Life’s great.  As good as ever, if not better than ever.  What a great world. I luckily managed myself into a sustainable life with good social systems things and people that mattered.  Casting the net to the proper width is of utmost importance. Too wide a toss can make relationships shallow and superficial.  Too narrow can have more dire consequences.

Falling performance.  That’s not so terrible.  Just is what is, I’ll get it back.  No, I’m pissed, at myself. Get your act together lazy man.  No, that didn’t work, something seems wrong. Walking feels funny.  

Accident at work, on scaffolding, in front of the clients.  I’ve successfully done that procedure thousands of times.  Now I can’t even do my job anymore.

Confused.  Try not to worry.  It will get it fixed, carry on till then.  Don’t buy trouble. When you hear hoof steps, think horses, not zebras.  

Oh, that is it!  What are the odds?  It WAS zebras.

Fear.  Clinging to the idea of what I can do to not cease to exist.  Clinging can be a source of comfort, but not a good one, not good at all.  

Nothing matters now.  What’s the use, all is lost.  All I have been working for is for nothing, meaningless.  This is the worst thing of all, this “nothing matters” part.  These thoughts can not be completely controlled, they can’t be avoided. Perhaps they can be postponed, but what good does that do?  

Sadness.  ‘This is one of the last times I will ever see a sunset’, so I study it, intently soaking in every detail.  I study it all. This hyper appreciation shows the beauty, is deep in feeling, has some advantages, but not when it is studying something because ‘it’s the last time’.  The appreciation of beauty is offset by the sadness of loss. The last time I will see these trees, this river, this activity, that activity, each activity, as they go away, one by one, each one passing with yet another little private funeral.  I’m tired of these funerals, but they keep coming.
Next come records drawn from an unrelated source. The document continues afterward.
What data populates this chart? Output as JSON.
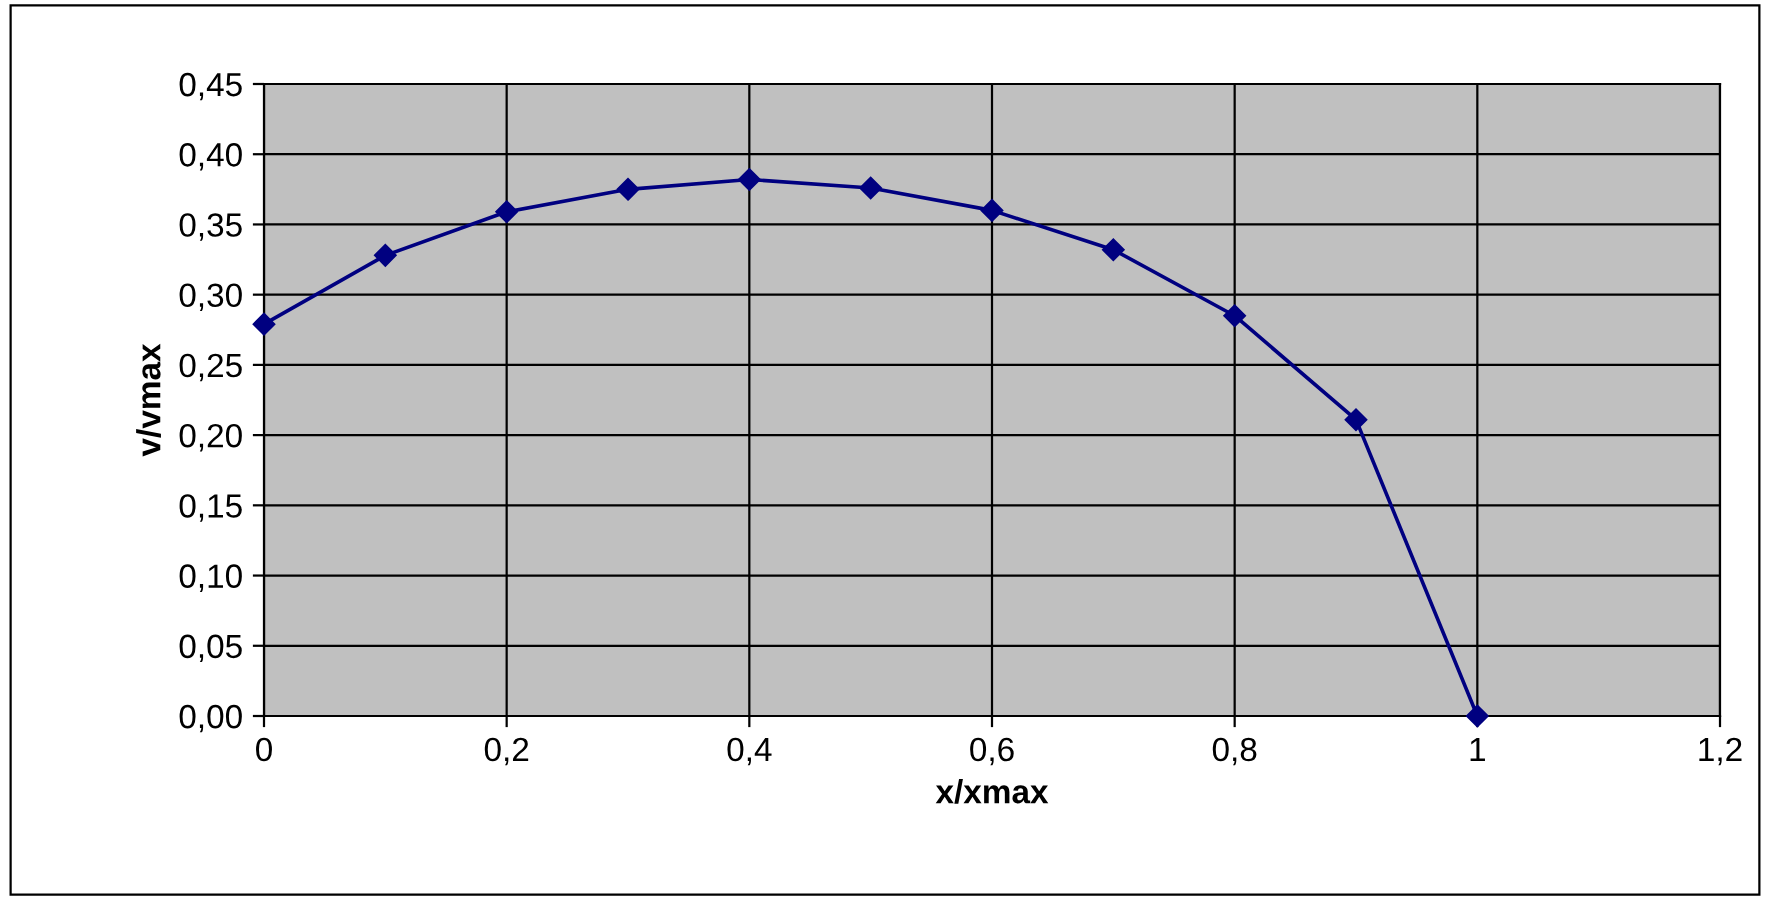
{
  "chart_data": {
    "type": "line",
    "xlabel": "x/xmax",
    "ylabel": "v/vmax",
    "x": [
      0,
      0.1,
      0.2,
      0.3,
      0.4,
      0.5,
      0.6,
      0.7,
      0.8,
      0.9,
      1
    ],
    "series": [
      {
        "color": "#000080",
        "values": [
          0.279,
          0.328,
          0.359,
          0.375,
          0.382,
          0.376,
          0.36,
          0.332,
          0.285,
          0.211,
          0.0
        ]
      }
    ],
    "xlim": [
      0,
      1.2
    ],
    "xticks": [
      0,
      {
        "value": 0.2,
        "label": "0,2"
      },
      {
        "value": 0.4,
        "label": "0,4"
      },
      {
        "value": 0.6,
        "label": "0,6"
      },
      {
        "value": 0.8,
        "label": "0,8"
      },
      1,
      {
        "value": 1.2,
        "label": "1,2"
      }
    ],
    "ylim": [
      0,
      0.45
    ],
    "yticks": [
      {
        "value": 0,
        "label": "0,00"
      },
      {
        "value": 0.05,
        "label": "0,05"
      },
      {
        "value": 0.1,
        "label": "0,10"
      },
      {
        "value": 0.15,
        "label": "0,15"
      },
      {
        "value": 0.2,
        "label": "0,20"
      },
      {
        "value": 0.25,
        "label": "0,25"
      },
      {
        "value": 0.3,
        "label": "0,30"
      },
      {
        "value": 0.35,
        "label": "0,35"
      },
      {
        "value": 0.4,
        "label": "0,40"
      },
      {
        "value": 0.45,
        "label": "0,45"
      }
    ],
    "grid": true,
    "marker": "diamond",
    "line_style": "solid"
  }
}
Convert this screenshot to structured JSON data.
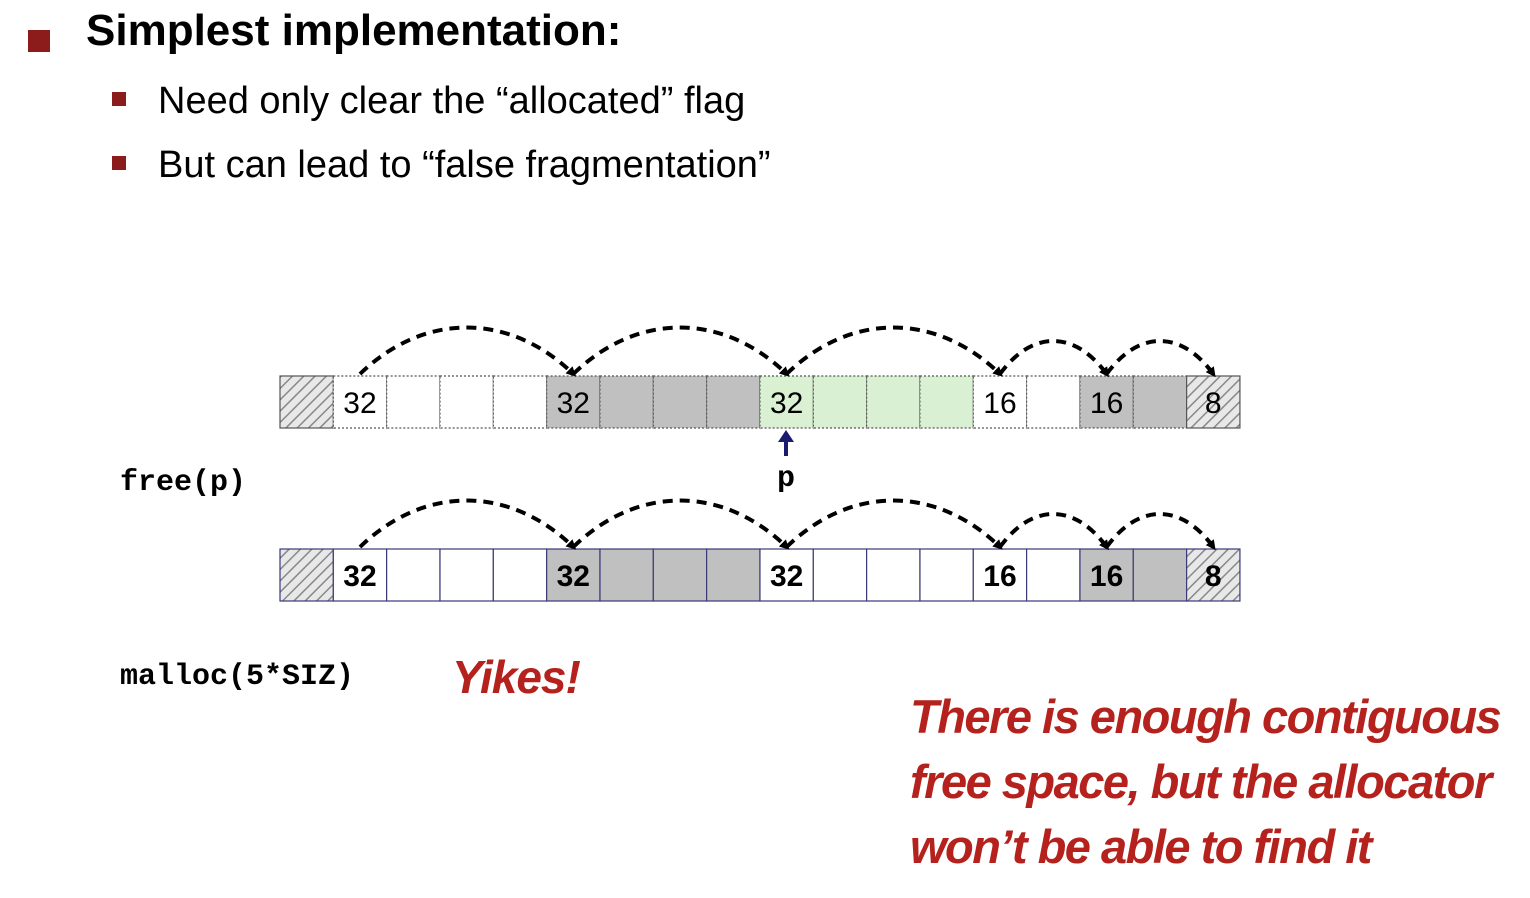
{
  "heading": "Simplest implementation:",
  "bullets": [
    "Need only clear the “allocated” flag",
    "But can lead to “false fragmentation”"
  ],
  "code": {
    "free": "free(p)",
    "malloc": "malloc(5*SIZ)",
    "pointer": "p"
  },
  "exclaim": "Yikes!",
  "note_lines": [
    "There is enough contiguous",
    "free space, but the allocator",
    "won’t be able to find it"
  ],
  "colors": {
    "accent": "#8c1b1b",
    "alert": "#b5211c",
    "allocated": "#c0c0c0",
    "freed_highlight": "#d9f0d2",
    "pointer_arrow": "#1a1a6e"
  },
  "heaps": [
    {
      "name": "before-free",
      "cells": [
        {
          "kind": "pad"
        },
        {
          "label": "32",
          "fill": "white"
        },
        {
          "fill": "white"
        },
        {
          "fill": "white"
        },
        {
          "fill": "white"
        },
        {
          "label": "32",
          "fill": "gray"
        },
        {
          "fill": "gray"
        },
        {
          "fill": "gray"
        },
        {
          "fill": "gray"
        },
        {
          "label": "32",
          "fill": "green"
        },
        {
          "fill": "green"
        },
        {
          "fill": "green"
        },
        {
          "fill": "green"
        },
        {
          "label": "16",
          "fill": "white"
        },
        {
          "fill": "white"
        },
        {
          "label": "16",
          "fill": "gray"
        },
        {
          "fill": "gray"
        },
        {
          "label": "8",
          "kind": "pad"
        }
      ],
      "bold_labels": false
    },
    {
      "name": "after-free",
      "cells": [
        {
          "kind": "pad"
        },
        {
          "label": "32",
          "fill": "white"
        },
        {
          "fill": "white"
        },
        {
          "fill": "white"
        },
        {
          "fill": "white"
        },
        {
          "label": "32",
          "fill": "gray"
        },
        {
          "fill": "gray"
        },
        {
          "fill": "gray"
        },
        {
          "fill": "gray"
        },
        {
          "label": "32",
          "fill": "white"
        },
        {
          "fill": "white"
        },
        {
          "fill": "white"
        },
        {
          "fill": "white"
        },
        {
          "label": "16",
          "fill": "white"
        },
        {
          "fill": "white"
        },
        {
          "label": "16",
          "fill": "gray"
        },
        {
          "fill": "gray"
        },
        {
          "label": "8",
          "kind": "pad"
        }
      ],
      "bold_labels": true
    }
  ]
}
Embarrassed.  A lifetime of being capable, ‘being the go to man’ wears deep pathways into your brain, it’s who you are… but then you aren’t.  It takes a lot of continual effort to push the mental ox cart of ‘who you are’ through the weeds and ditches, when the pathway of ‘who you were’ is blocked.  You fight to get the cart back on that old familiar path, somehow hoping that it’s not really blocked, but each time, it is.

Decision.  Fight on while making what feels like an awkward scene, looking pathetic, admitting that you are weak?  Or not? 

A little selfish anger.  “I watched my dad enjoy retirement for 25 plus years, I’ve only got a few years left. Damn it, I spent my life saving money for the future, I should be allowed”.  But then guilt. I’ve abandoned them. I’m out. I feel worthless. They eventually treat me as out. There was a lot of identity there, a whole lot. I never replaced it with enough.  I try to be good at controlling it but anger leaks out in odd ways sometimes. Social interactions still feel good, allows you to pretend that the cart is still on the path. My friends are so young, vibrant, busy.  I was busy. Busy is good, pays the bills, earns respect. The weeds get taller. The ditches get deeper, the cart just gets heavier.

Dependence.  I can’t imagine how much worse my life would be without my wife.  She is such a good person. She works so hard, becoming one unit in the task of getting life done. That’s not so different than other couples, just a little more constant, and less rewarding, at least for me.  No divide and conquer. It’s hard on her, perhaps more so, but in different ways. She is strong, resilient, loving, but I worry about her, a lot. She has needs. She’s not on this earth for my benefit. She needs more backup, support.  I am not doing a good job of finding that. My life feels surprisingly normal, even though it’s not anything like before.

Future.  Perhaps that’s the crux of it.  Life is what happens to you as you are planning your life (quote from somebody).  Realistic planning is rather depressing in this situation, so you just do life.  Plan, not so much. This puts you in a little different place than the people around you.

Control.  Any control.  Just being able to put your thoughts into making something happen.  That gives you engagement. This is more important than you think. Passive observation gets hollow.  Perhaps that’s why social encounters become so needed. In this, you can influence at least something.  Less gets to be more important. I have seen loss of control up close, and no matter how many times “I don’t want to be a burden” is said, and how much legal paperwork is done, control can all go out the window.  That scares me.

Life continues, more will be added to the nutshell, but I don’t yet know what.